How to Verify Your Data and Data Sources

COVID-19 presented the world with conflicting tidal waves of information that were so difficult to parse through at first glance, that several pieces of misinformation made it to the front lines. Reports about using Vitamin C to prevent what was then dubbed the “Wuhan coronavirus” by the Chinese government made it to the news in China, and some of that misinformation traveled overseas even more quickly than the virus.

This information can be maddening to wade through. Finding sources at first that don’t report some aspect of misinformation can be challenging as well, since the truth takes time to circulate more so than panic. How can journalists sort out fact from fiction in the early days of covering a story, any story?

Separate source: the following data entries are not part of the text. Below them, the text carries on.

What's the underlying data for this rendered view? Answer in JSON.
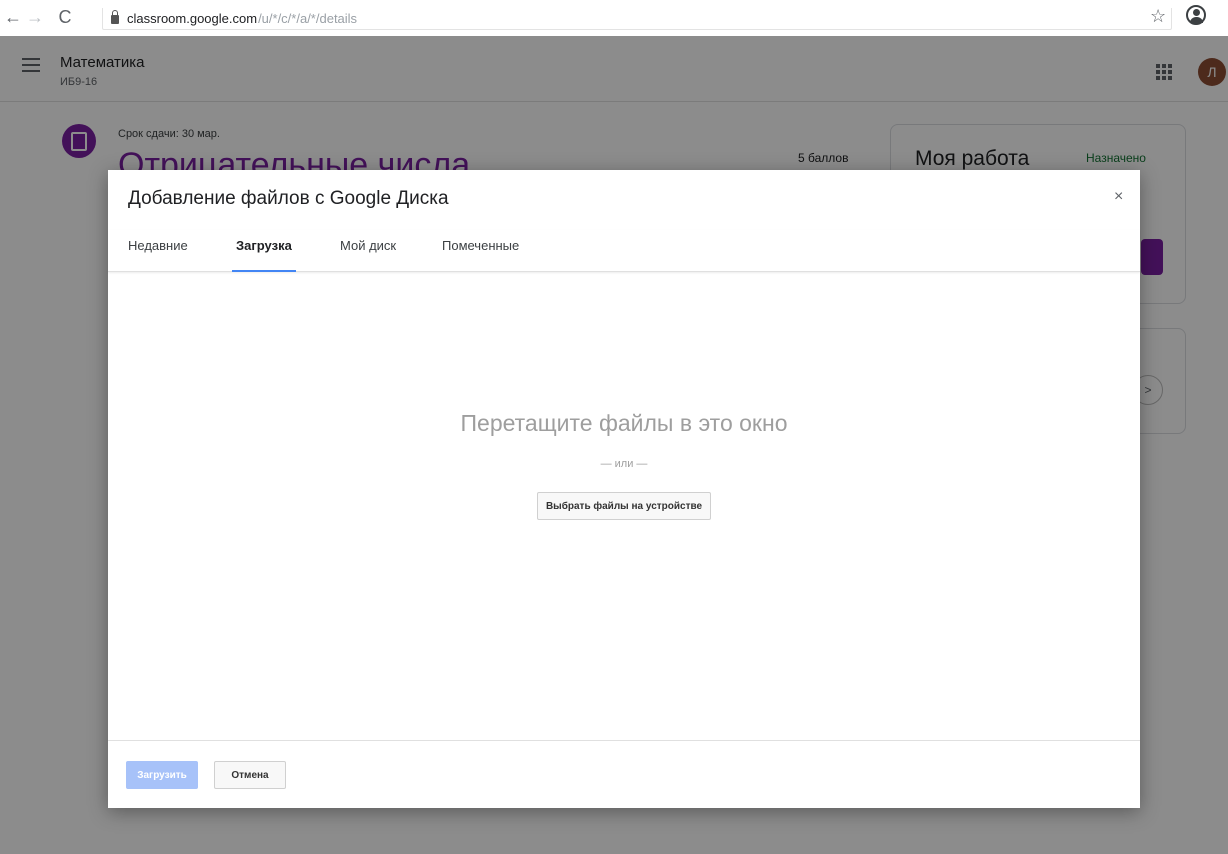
{
  "browser": {
    "url_host": "classroom.google.com",
    "url_path": "/u/*/c/*/a/*/details"
  },
  "app": {
    "class_title": "Математика",
    "class_section": "ИБ9-16",
    "avatar_letter": "Л",
    "due_date": "Срок сдачи: 30 мар.",
    "assignment_title": "Отрицательные числа",
    "points": "5 баллов",
    "my_work_title": "Моя работа",
    "my_work_status": "Назначено"
  },
  "dialog": {
    "title": "Добавление файлов с Google Диска",
    "tabs": [
      "Недавние",
      "Загрузка",
      "Мой диск",
      "Помеченные"
    ],
    "active_tab": "Загрузка",
    "drop_text": "Перетащите файлы в это окно",
    "or_text": "— или —",
    "choose_button": "Выбрать файлы на устройстве",
    "upload_button": "Загрузить",
    "cancel_button": "Отмена"
  },
  "colors": {
    "accent": "#4285f4",
    "classroom_purple": "#7b1fa2",
    "upload_disabled": "#a7c2f9"
  }
}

REPUTABLE SOURCES WILL BE TRANSPARENT ABOUT HOW THEY OBTAIN AND COMPILE THEIR DATA

They will be transparent around all processes, algorithms, or technology that they use in order to maintain their data collection as well. Where they get the data is also important, because a reliable database will most likely rely on primary or official sources. Websites like FiveThirtyEight also grade the reliability of the source of their data. 

THE METHODOLOGY AND APPLICATION OF THE DATASETS WILL BE CLEAR

Again, to use FiveThirtyEight as a reference, the site has published a very detailed redistricting tracker of the United States House of Representatives. In order to figure out how to use it, they’ve included a companion metadata piece to explain how and why they are collecting this data and presenting it to the public. They acknowledge biases and automations within the system, as well as acknowledge room for and the likelihood of error. 

CONTEXT

Correlation does not always equal causation, so the context of the applied data is very essential. For example, a 2017 study pitted two groups of women, five-year or longer horse owners, and non-horse owners, against each other to find out which group lived longer. They concluded that women with horses lived longer. However, they later acknowledged that women with horses were more likely to get more outdoor exercise, have a more active lifestyle, and have greater wealth, and therefore access to medical and health care. Therefore, the context that horses make people live longer is a flawed one; upon further examination, wealth and amount of exercise would appear to be the greater underlying factors.

CROSS REFERENCE

A reliable source will almost always have its data matched by another reliable source. Finding a second source that fits all of the above criteria and cross referencing it with your first source will add to the credibility of the data. Check a few datasets out to see if they all match, more or less, and check the metadata piece to see if their methodologies match up, and if not, how they differ. 

ASK QUESTIONS

You’ll need to do lots and lots of research in order to verify, interpret, and present data, and so the best way to do this is to constantly ask yourself questions: questions on how to make sure what you’re looking at is accurate, and questions on how to understand what it is you’re looking at and how that correlates with your other questions. Journalists ask questions incessantly, and this is just another application of that skill. Skepticism is also useful when dealing with data, as it always leads to more questions.

Data can be really overwhelming, especially when tirades of it come in and the headlines are flooded with reductive or destructive interpretations of the data that ignore context, or any of the other above steps before making it to publication. Journalists possess the natural instincts to cut to the bottom line and interpret the truth, as long as they give themselves some guidelines to fall back on.